The Cybersecurity and Infrastructure Security Agency (CISA) has added a serious flaw in Aqua Security's Trivy scanner to its Known Exploited Vulnerabilities (KEV) list This article explores security trivy. . The flaw, known as CVE-2026-33634, is already being used by hackers and is a big risk to the supply chain.

Trivy is a well-known open-source tool that finds security problems in repositories, file systems, and container images. Because it is so deeply built into modern development pipelines, any breach of the tool can put a lot of sensitive systems at risk. If an attacker gets into a CI/CD pipeline, they can change builds, add harmful code to software releases, or keep access to development environments for a long time. This event shows how the risks are growing as trusted security tools become targets for attacks.

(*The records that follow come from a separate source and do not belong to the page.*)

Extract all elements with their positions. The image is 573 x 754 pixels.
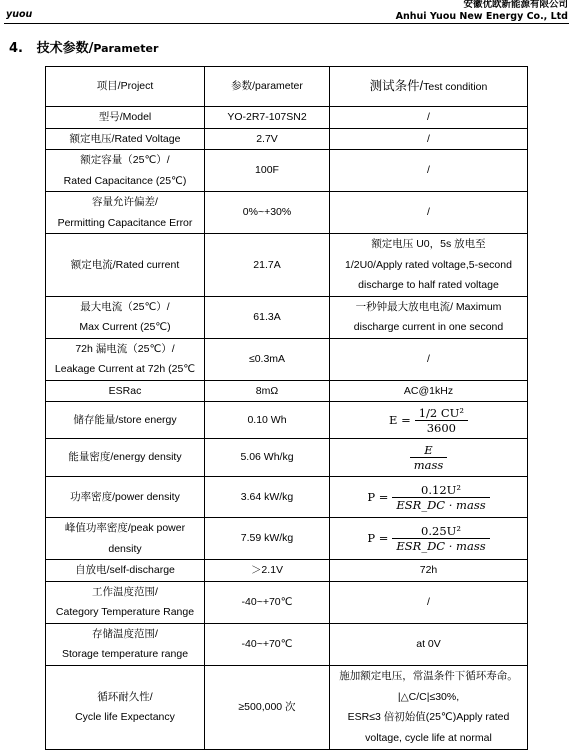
item-line: Rated Capacitance (25℃) — [63, 174, 187, 187]
formula-denominator: 3600 — [415, 420, 468, 435]
formula-denominator: mass — [410, 457, 448, 472]
cond-cell: / — [330, 338, 528, 380]
item-cell — [46, 150, 205, 192]
formula-numerator: 0.25U² — [421, 524, 461, 538]
param-cell: 21.7A — [205, 234, 330, 297]
section-title — [9, 37, 158, 56]
section-title-en: Parameter — [93, 42, 159, 55]
formula-denominator: ESR_DC · mass — [392, 497, 489, 512]
formula-numerator: E — [424, 443, 433, 457]
param-cell: 5.06 Wh/kg — [205, 439, 330, 477]
company-name-cn: 安徽优欧新能源有限公司 — [463, 0, 568, 10]
table-row — [46, 477, 528, 518]
table-row — [46, 402, 528, 439]
cond-cell: / — [330, 107, 528, 129]
cond-line: discharge current in one second — [353, 321, 504, 333]
param-cell: 8mΩ — [205, 380, 330, 402]
table-row — [46, 581, 528, 623]
param-cell: -40~+70℃ — [205, 623, 330, 665]
section-number: 4. — [9, 41, 23, 56]
cond-cell: / — [330, 581, 528, 623]
item-cell — [46, 338, 205, 380]
item-line: 容量允许偏差/ — [92, 196, 158, 208]
item-line: Permitting Capacitance Error — [57, 216, 193, 229]
formula-fraction — [392, 483, 489, 512]
item-line: 峰值功率密度/peak power — [64, 522, 186, 534]
section-title-cn: 技术参数/ — [36, 41, 94, 56]
formula-fraction — [415, 406, 468, 435]
item-cell: ESRac — [46, 380, 205, 402]
item-line: Max Current (25℃) — [79, 321, 171, 333]
item-cell — [46, 581, 205, 623]
table-row — [46, 665, 528, 749]
cond-cell-formula — [330, 518, 528, 560]
header-cell-project: 项目/Project — [46, 67, 205, 107]
formula-denominator: ESR_DC · mass — [392, 538, 489, 553]
item-line: 存储温度范围/ — [92, 627, 158, 640]
table-row — [46, 107, 528, 129]
param-cell: 0.10 Wh — [205, 402, 330, 439]
item-line: Cycle life Expectancy — [75, 711, 175, 723]
cond-line: discharge to half rated voltage — [358, 279, 499, 291]
item-line: 最大电流（25℃）/ — [80, 300, 170, 313]
param-cell: -40~+70℃ — [205, 581, 330, 623]
item-cell: 自放电/self-discharge — [46, 560, 205, 582]
item-cell — [46, 623, 205, 665]
table-row — [46, 192, 528, 234]
header-cell-condition — [330, 67, 528, 107]
company-name-en: Anhui Yuou New Energy Co., Ltd — [395, 11, 568, 22]
param-cell: ≤0.3mA — [205, 338, 330, 380]
param-cell: ＞2.1V — [205, 560, 330, 582]
formula-numerator: 0.12U² — [421, 482, 461, 497]
formula-lhs: E = — [389, 412, 411, 427]
param-cell: 61.3A — [205, 296, 330, 338]
item-cell: 能量密度/energy density — [46, 439, 205, 477]
cond-cell — [330, 665, 528, 749]
param-cell: 100F — [205, 150, 330, 192]
table-row — [46, 296, 528, 338]
item-cell: 储存能量/store energy — [46, 402, 205, 439]
cond-cell: 72h — [330, 560, 528, 582]
param-cell: 2.7V — [205, 128, 330, 150]
item-line: density — [108, 542, 142, 555]
formula-fraction — [410, 443, 448, 472]
cond-cell: / — [330, 150, 528, 192]
cond-cell-formula — [330, 402, 528, 439]
formula-numerator: 1/2 CU² — [418, 405, 464, 420]
cond-line: 一秒钟最大放电电流/ Maximum — [355, 300, 502, 313]
formula-lhs: P = — [367, 489, 389, 504]
cond-line: 施加额定电压，常温条件下循环寿命。 — [339, 670, 518, 682]
table-row — [46, 518, 528, 560]
item-line: Storage temperature range — [61, 648, 189, 660]
item-line: Category Temperature Range — [55, 606, 195, 618]
header-cell-parameter: 参数/parameter — [205, 67, 330, 107]
param-cell: ≥500,000 次 — [205, 665, 330, 749]
cond-cell-formula — [330, 477, 528, 518]
table-row — [46, 380, 528, 402]
cond-cell: at 0V — [330, 623, 528, 665]
item-cell — [46, 518, 205, 560]
cond-line: |△C/C|≤30%, — [397, 690, 460, 703]
cond-line: voltage, cycle life at normal — [365, 731, 492, 744]
cond-line: ESR≤3 倍初始值(25℃)Apply rated — [347, 711, 510, 723]
header-brand: yuou — [6, 9, 33, 20]
table-row — [46, 128, 528, 150]
table-row — [46, 338, 528, 380]
item-line: 72h 漏电流（25℃）/ — [75, 342, 175, 355]
item-line: Leakage Current at 72h (25℃ — [54, 363, 196, 375]
param-cell: 0%~+30% — [205, 192, 330, 234]
item-cell: 功率密度/power density — [46, 477, 205, 518]
item-cell — [46, 296, 205, 338]
table-row — [46, 623, 528, 665]
cond-cell — [330, 296, 528, 338]
table-row — [46, 150, 528, 192]
cond-cell: / — [330, 128, 528, 150]
item-line: 额定容量（25℃）/ — [80, 154, 170, 166]
cond-cell-formula — [330, 439, 528, 477]
param-cell: YO-2R7-107SN2 — [205, 107, 330, 129]
cond-line: 1/2U0/Apply rated voltage,5-second — [345, 258, 512, 271]
item-cell — [46, 665, 205, 749]
item-cell: 型号/Model — [46, 107, 205, 129]
item-cell: 额定电流/Rated current — [46, 234, 205, 297]
table-row — [46, 560, 528, 582]
condition-label-cn: 测试条件/ — [369, 78, 424, 93]
table-row — [46, 234, 528, 297]
cond-cell: / — [330, 192, 528, 234]
item-line: 工作温度范围/ — [92, 585, 158, 598]
parameter-table — [45, 66, 528, 750]
header-company — [396, 0, 568, 23]
cond-cell: AC@1kHz — [330, 380, 528, 402]
formula-fraction — [392, 524, 489, 553]
item-line: 循环耐久性/ — [97, 690, 153, 703]
table-row — [46, 439, 528, 477]
param-cell: 7.59 kW/kg — [205, 518, 330, 560]
table-header-row — [46, 67, 528, 107]
cond-cell — [330, 234, 528, 297]
condition-label-en: Test condition — [423, 80, 488, 93]
param-cell: 3.64 kW/kg — [205, 477, 330, 518]
item-cell — [46, 192, 205, 234]
item-cell: 额定电压/Rated Voltage — [46, 128, 205, 150]
formula-lhs: P = — [367, 531, 389, 546]
header-rule — [4, 23, 569, 24]
cond-line: 额定电压 U0，5s 放电至 — [371, 238, 486, 250]
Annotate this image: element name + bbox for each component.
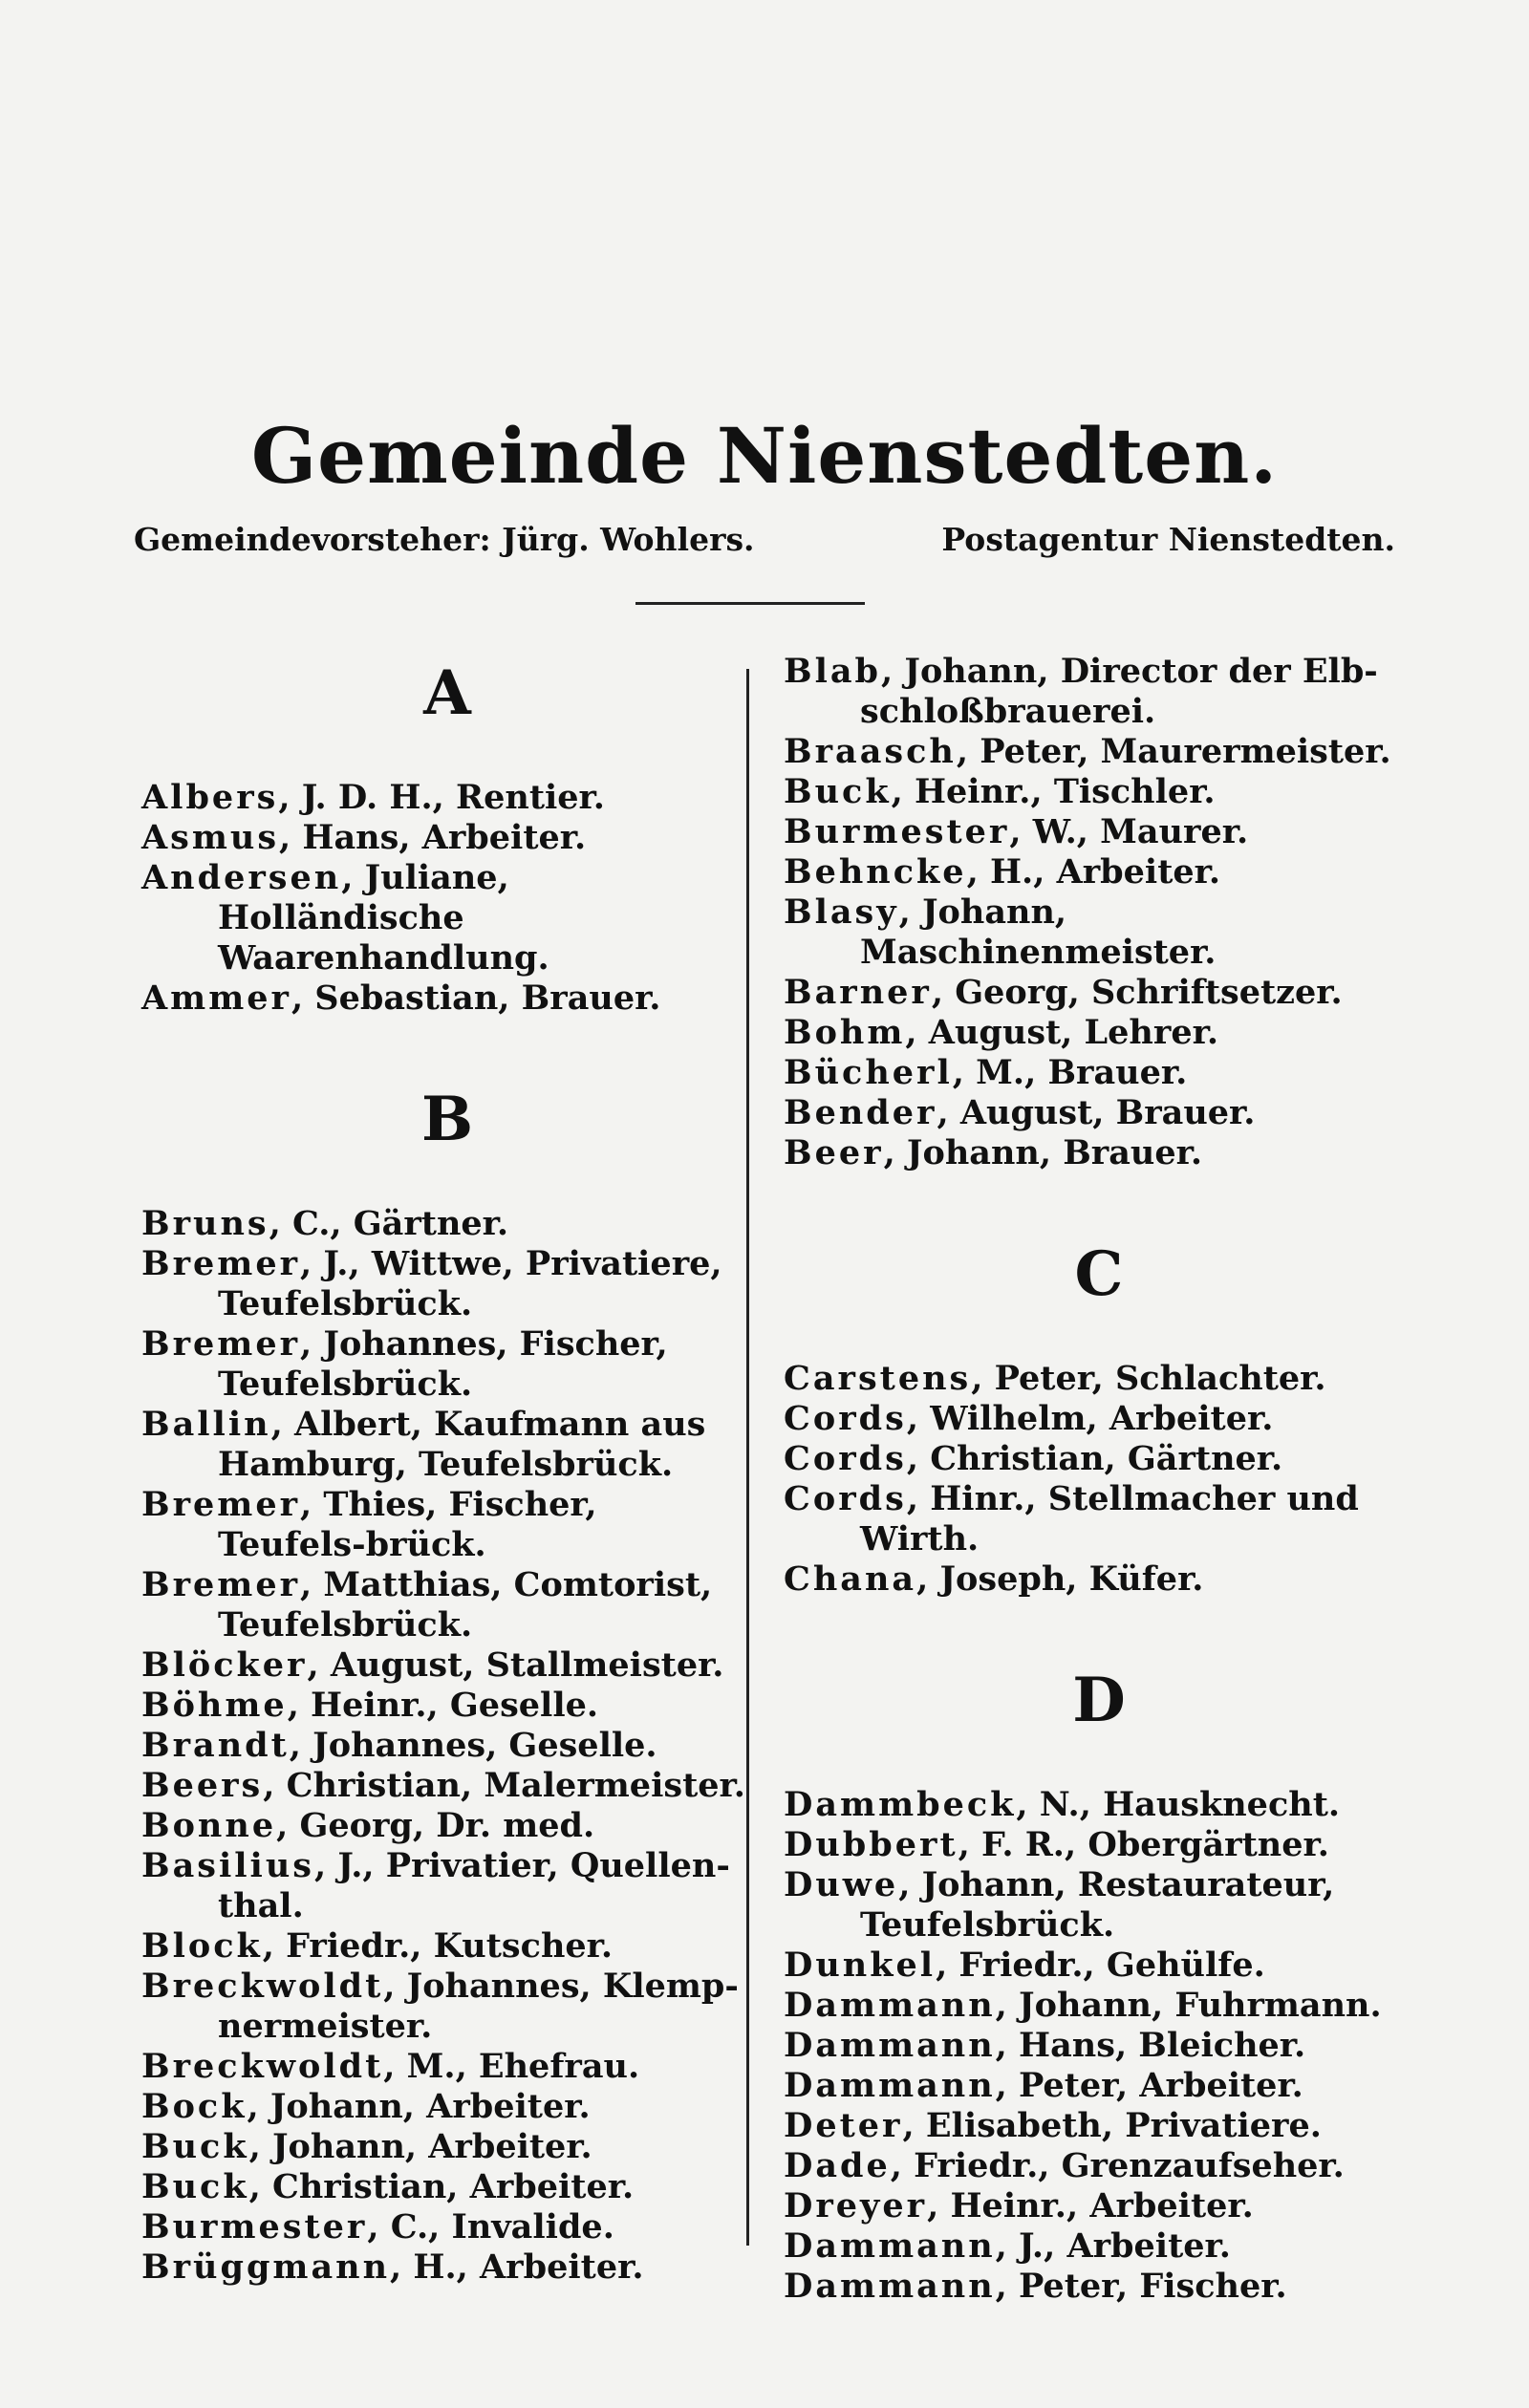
directory-entry [784,1093,1414,1133]
directory-entry [784,2226,1414,2267]
entry-surname: Ballin [141,1405,271,1444]
directory-entry [784,1479,1414,1559]
directory-entry [141,1967,753,2047]
entry-surname: Bremer [141,1244,301,1283]
entry-surname: Cords [784,1479,907,1518]
entry-details: , M., Ehefrau. [383,2047,640,2086]
entry-surname: Dammbeck [784,1785,1017,1824]
entry-details: , Juliane, Holländische Waarenhandlung. [218,858,549,978]
entry-surname: Buck [784,772,892,811]
entry-surname: Bruns [141,1204,269,1243]
directory-entry [141,2127,753,2167]
directory-entry [141,858,753,978]
directory-entry [141,2247,753,2288]
entry-details: , Johann, Arbeiter. [248,2127,592,2166]
directory-entry [141,1244,753,1324]
title-rule [635,602,865,605]
directory-entry [784,812,1414,852]
directory-entry [141,2167,753,2207]
entry-surname: Böhme [141,1686,288,1725]
directory-entry [141,1926,753,1967]
left-column [141,659,753,2288]
entry-surname: Cords [784,1399,907,1438]
section-letter: B [420,1084,474,1155]
entry-details: , August, Stallmeister. [307,1645,724,1685]
directory-entry [141,2087,753,2127]
entry-details: , Hans, Bleicher. [995,2026,1306,2065]
entry-details: , Johann, Arbeiter. [247,2087,591,2126]
entry-surname: Brandt [141,1726,290,1765]
entry-surname: Bücherl [784,1053,953,1092]
entry-surname: Beer [784,1133,884,1172]
entry-surname: Bonne [141,1806,277,1845]
entry-details: , Thies, Fischer, Teufels-brück. [218,1485,597,1564]
directory-entry [784,1559,1414,1600]
directory-entry [784,1053,1414,1093]
directory-entry [784,973,1414,1013]
entry-details: , Elisabeth, Privatiere. [902,2106,1322,2145]
entry-details: , Heinr., Arbeiter. [927,2186,1254,2225]
entry-surname: Asmus [141,818,280,857]
entry-details: , Christian, Gärtner. [906,1439,1283,1478]
directory-entry [784,1946,1414,1986]
page-title: Gemeinde Nienstedten. [250,411,1279,501]
entry-details: , Matthias, Comtorist, Teufelsbrück. [218,1565,713,1645]
entry-details: , H., Arbeiter. [966,852,1221,892]
directory-entry [141,2047,753,2087]
section-letter: C [1074,1238,1124,1310]
entry-details: , Johann, Restaurateur, Teufelsbrück. [860,1865,1335,1945]
section-letter: D [1072,1665,1126,1736]
entry-details: , Heinr., Tischler. [891,772,1216,811]
entry-details: , H., Arbeiter. [390,2247,644,2287]
directory-entry [141,1324,753,1405]
entry-surname: Block [141,1926,263,1966]
entry-surname: Buck [141,2167,249,2206]
entry-details: , J., Privatier, Quellen-thal. [218,1846,730,1925]
directory-entry [141,1405,753,1485]
entry-surname: Bremer [141,1565,301,1604]
entry-details: , Johannes, Geselle. [289,1726,657,1765]
entry-surname: Bremer [141,1485,301,1524]
directory-entry [141,778,753,818]
entry-surname: Dade [784,2146,891,2185]
entry-surname: Ammer [141,978,291,1018]
entry-details: , Georg, Dr. med. [276,1806,595,1845]
entry-details: , Sebastian, Brauer. [291,978,661,1018]
entry-surname: Dammann [784,2026,996,2065]
entry-details: , Johannes, Klemp-nermeister. [218,1967,739,2046]
entry-details: , Peter, Fischer. [995,2267,1287,2306]
directory-entry [784,772,1414,812]
entry-details: , Joseph, Küfer. [916,1559,1204,1599]
entry-details: , Johann, Fuhrmann. [995,1986,1382,2025]
entry-details: , F. R., Obergärtner. [958,1825,1329,1864]
entry-details: , Johann, Maschinenmeister. [860,892,1217,972]
entry-surname: Chana [784,1559,917,1599]
entry-surname: Breckwoldt [141,1967,384,2006]
directory-entry [141,1686,753,1726]
entry-details: , C., Gärtner. [269,1204,509,1243]
header-line [134,521,1395,558]
directory-entry [141,1726,753,1766]
directory-entry [141,1645,753,1686]
directory-entry [784,892,1414,973]
entry-surname: Bock [141,2087,248,2126]
directory-entry [141,2207,753,2247]
section-letter: A [423,657,471,729]
entry-surname: Deter [784,2106,903,2145]
entry-surname: Barner [784,973,932,1012]
entry-surname: Dammann [784,2226,996,2266]
entry-surname: Bohm [784,1013,906,1052]
directory-entry [784,2186,1414,2226]
entry-surname: Dammann [784,2066,996,2105]
directory-entry [784,1825,1414,1865]
entry-surname: Breckwoldt [141,2047,384,2086]
directory-entry [784,2106,1414,2146]
entry-details: , J., Arbeiter. [995,2226,1231,2266]
entry-details: , Georg, Schriftsetzer. [931,973,1343,1012]
directory-entry [141,1565,753,1645]
entry-surname: Dubbert [784,1825,958,1864]
entry-surname: Carstens [784,1359,972,1398]
directory-entry [784,1013,1414,1053]
directory-entry [141,1766,753,1806]
directory-entry [784,852,1414,892]
entry-details: , Christian, Malermeister. [263,1766,745,1805]
post-agency-info: Postagentur Nienstedten. [941,521,1395,558]
entry-surname: Bremer [141,1324,301,1364]
right-column [784,652,1414,2307]
entry-surname: Dreyer [784,2186,928,2225]
entry-details: , Heinr., Geselle. [287,1686,599,1725]
entry-details: , Hinr., Stellmacher und Wirth. [860,1479,1359,1559]
directory-entry [784,652,1414,732]
directory-entry [784,1133,1414,1173]
entry-details: , Peter, Schlachter. [971,1359,1326,1398]
directory-entry [141,818,753,858]
directory-entry [784,1399,1414,1439]
entry-details: , J., Wittwe, Privatiere, Teufelsbrück. [218,1244,722,1323]
entry-surname: Behncke [784,852,967,892]
entry-surname: Andersen [141,858,342,897]
entry-details: , Johannes, Fischer, Teufelsbrück. [218,1324,668,1404]
entry-details: , Wilhelm, Arbeiter. [906,1399,1274,1438]
entry-surname: Burmester [141,2207,368,2247]
entry-surname: Albers [141,778,279,817]
entry-details: , August, Brauer. [937,1093,1256,1132]
entry-details: , Peter, Arbeiter. [995,2066,1303,2105]
entry-details: , Albert, Kaufmann aus Hamburg, Teufelsbrück. [218,1405,706,1484]
entry-surname: Cords [784,1439,907,1478]
entry-details: , August, Lehrer. [905,1013,1218,1052]
entry-details: , M., Brauer. [952,1053,1188,1092]
directory-entry [784,1785,1414,1825]
entry-details: , J. D. H., Rentier. [278,778,605,817]
directory-entry [784,1439,1414,1479]
entry-surname: Buck [141,2127,249,2166]
mayor-info: Gemeindevorsteher: Jürg. Wohlers. [134,521,755,558]
directory-entry [141,1204,753,1244]
entry-details: , Friedr., Gehülfe. [936,1946,1265,1985]
entry-details: , Hans, Arbeiter. [279,818,587,857]
directory-entry [784,1986,1414,2026]
directory-entry [784,1865,1414,1946]
entry-surname: Bender [784,1093,937,1132]
directory-entry [141,1806,753,1846]
entry-details: , Friedr., Grenzaufseher. [890,2146,1345,2185]
entry-details: , N., Hausknecht. [1016,1785,1341,1824]
directory-entry [141,1846,753,1926]
entry-surname: Blab [784,652,882,691]
entry-surname: Blasy [784,892,899,932]
directory-entry [141,1485,753,1565]
directory-entry [141,978,753,1019]
directory-entry [784,2026,1414,2066]
entry-details: , Johann, Brauer. [883,1133,1203,1172]
entry-surname: Dammann [784,2267,996,2306]
entry-surname: Basilius [141,1846,315,1885]
entry-details: , Christian, Arbeiter. [248,2167,635,2206]
directory-entry [784,1359,1414,1399]
entry-surname: Beers [141,1766,264,1805]
entry-surname: Brüggmann [141,2247,391,2287]
entry-details: , Peter, Maurermeister. [956,732,1391,771]
directory-entry [784,2267,1414,2307]
directory-entry [784,732,1414,772]
entry-surname: Dammann [784,1986,996,2025]
entry-surname: Blöcker [141,1645,308,1685]
entry-surname: Dunkel [784,1946,937,1985]
entry-surname: Braasch [784,732,957,771]
directory-entry [784,2066,1414,2106]
entry-details: , C., Invalide. [367,2207,614,2247]
entry-surname: Burmester [784,812,1010,851]
entry-details: , Johann, Director der Elb-schloßbrauerei. [860,652,1378,731]
entry-details: , W., Maurer. [1009,812,1249,851]
entry-surname: Duwe [784,1865,899,1904]
entry-details: , Friedr., Kutscher. [262,1926,614,1966]
directory-entry [784,2146,1414,2186]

CISA says that businesses need to keep an eye on and protect their development ecosystems all the time to protect against new supply chain threats. Federal Civilian Executive Branch (FCEB) agencies have until April 9, 2026, to fix the problems, according to the agency. Security teams should also follow Binding Operational Directive (BOD) 22-01, which describes what needs to be done to fix known exploited vulnerabilities.

CISA says that if patches or fixes aren't available yet, people should stop using Trivy until the environment can be made safe. The agency wrote in a blog post on March 26, 20 26, that this shows how serious the threat is and how important it is to stop more people from being exposed. On March 25, 2025, the vulnerability was added to the KEV catalog.

On March 27, 2023, CISA officially added the vulnerability to its KEV list.